Dam’s impacts being felt

Residents of Stung Treng province’s Preah Romkil commune are reluctant to express their concerns over Laos’s Don Sahong hydropower dam since it was endorsed last month by Prime Minister Hun Sen, despite the impacts of the dam already being keenly felt, activists and researchers said yesterday.

Hun Sen last month announced his support of the controversial project, expressing hope that Lao would sell electricity to Cambodia at a low price, but activist Chum Hout said yesterday that since the endorsement, community members are fearful of lodging complaints. “We appeal to Samdech [Hun Sen] to stop supporting this project . . . Fishing has seriously fallen,” Hout said.

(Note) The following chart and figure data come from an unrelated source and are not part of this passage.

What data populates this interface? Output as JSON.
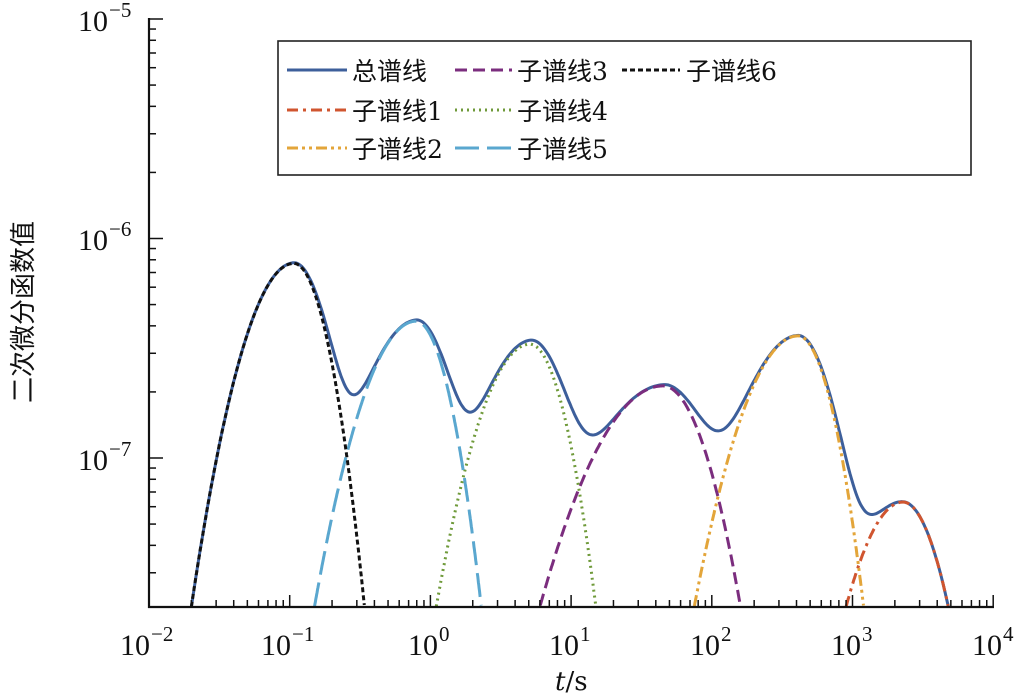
{
  "chart_data": {
    "type": "line",
    "title": "",
    "xlabel": "t/s",
    "xlabel_italic_part": "t",
    "xlabel_unit_part": "/s",
    "ylabel": "二次微分函数值",
    "xscale": "log",
    "yscale": "log",
    "xlim": [
      0.01,
      10000
    ],
    "ylim": [
      2.1e-08,
      1e-05
    ],
    "grid": false,
    "legend_position": "upper right (inside), 3 columns",
    "x_ticks": [
      {
        "base": "10",
        "exp": "−2",
        "value": 0.01
      },
      {
        "base": "10",
        "exp": "−1",
        "value": 0.1
      },
      {
        "base": "10",
        "exp": "0",
        "value": 1
      },
      {
        "base": "10",
        "exp": "1",
        "value": 10
      },
      {
        "base": "10",
        "exp": "2",
        "value": 100
      },
      {
        "base": "10",
        "exp": "3",
        "value": 1000
      },
      {
        "base": "10",
        "exp": "4",
        "value": 10000
      }
    ],
    "y_ticks": [
      {
        "base": "10",
        "exp": "−7",
        "value": 1e-07
      },
      {
        "base": "10",
        "exp": "−6",
        "value": 1e-06
      },
      {
        "base": "10",
        "exp": "−5",
        "value": 1e-05
      }
    ],
    "series": [
      {
        "name": "总谱线",
        "color": "#3d5f9b",
        "dash": "solid",
        "description": "total spectrum = sum of sub-spectra",
        "x": [
          0.02,
          0.107,
          0.31,
          0.79,
          2.0,
          5.1,
          14,
          45,
          114,
          410,
          1370,
          2280,
          4800
        ],
        "values": [
          3.4e-08,
          7.7e-07,
          2e-07,
          4.2e-07,
          1.6e-07,
          3.3e-07,
          1.07e-07,
          2.15e-07,
          1.03e-07,
          3.6e-07,
          5.2e-08,
          6.3e-08,
          2.1e-08
        ]
      },
      {
        "name": "子谱线1",
        "color": "#d0552f",
        "dash": "dash-dot",
        "peak_t": 2280,
        "peak_value": 6.3e-08,
        "x_range": [
          900,
          4800
        ]
      },
      {
        "name": "子谱线2",
        "color": "#e3a53a",
        "dash": "dash-dot-dot",
        "peak_t": 410,
        "peak_value": 3.6e-07,
        "x_range": [
          75,
          1200
        ]
      },
      {
        "name": "子谱线3",
        "color": "#7b2d7e",
        "dash": "dashed",
        "peak_t": 45,
        "peak_value": 2.13e-07,
        "x_range": [
          6,
          160
        ]
      },
      {
        "name": "子谱线4",
        "color": "#6f9a3a",
        "dash": "dotted",
        "peak_t": 5.1,
        "peak_value": 3.3e-07,
        "x_range": [
          1.1,
          15
        ]
      },
      {
        "name": "子谱线5",
        "color": "#5aa7cf",
        "dash": "long-dash",
        "peak_t": 0.79,
        "peak_value": 4.2e-07,
        "x_range": [
          0.15,
          2.3
        ]
      },
      {
        "name": "子谱线6",
        "color": "#111111",
        "dash": "short-dash",
        "peak_t": 0.107,
        "peak_value": 7.7e-07,
        "x_range": [
          0.02,
          0.34
        ]
      }
    ]
  },
  "legend": {
    "items": [
      {
        "label": "总谱线"
      },
      {
        "label": "子谱线1"
      },
      {
        "label": "子谱线2"
      },
      {
        "label": "子谱线3"
      },
      {
        "label": "子谱线4"
      },
      {
        "label": "子谱线5"
      },
      {
        "label": "子谱线6"
      }
    ]
  }
}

A group of environmentalists believe that the construction, just 1 kilometre away from the commune, is affecting water quality in the area, and damaging the fishing and tourism industries.

Activist Chhum Kanika, 23, inspected the dam on Tuesday and maintained that stone blasting has hurt the fishing industry and encouraged Irrawaddy dolphins to migrate elsewhere. “Before, there were about seven dolphins . . . and right now we do not see any at all,” Kanika said. “Tourists come to see the Irrawaddy dolphins. If there are no dolphins, there will be no tourists.”

Hem Odom, a Cambodian independent researcher and hydro dam consultant, agreed that construction had impacted the dolphins, saying it interfered with their echolocation.

Government spokesman Phay Siphan said the activists should appeal to the Ministry of Foreign Affairs since the dam is not in Cambodia.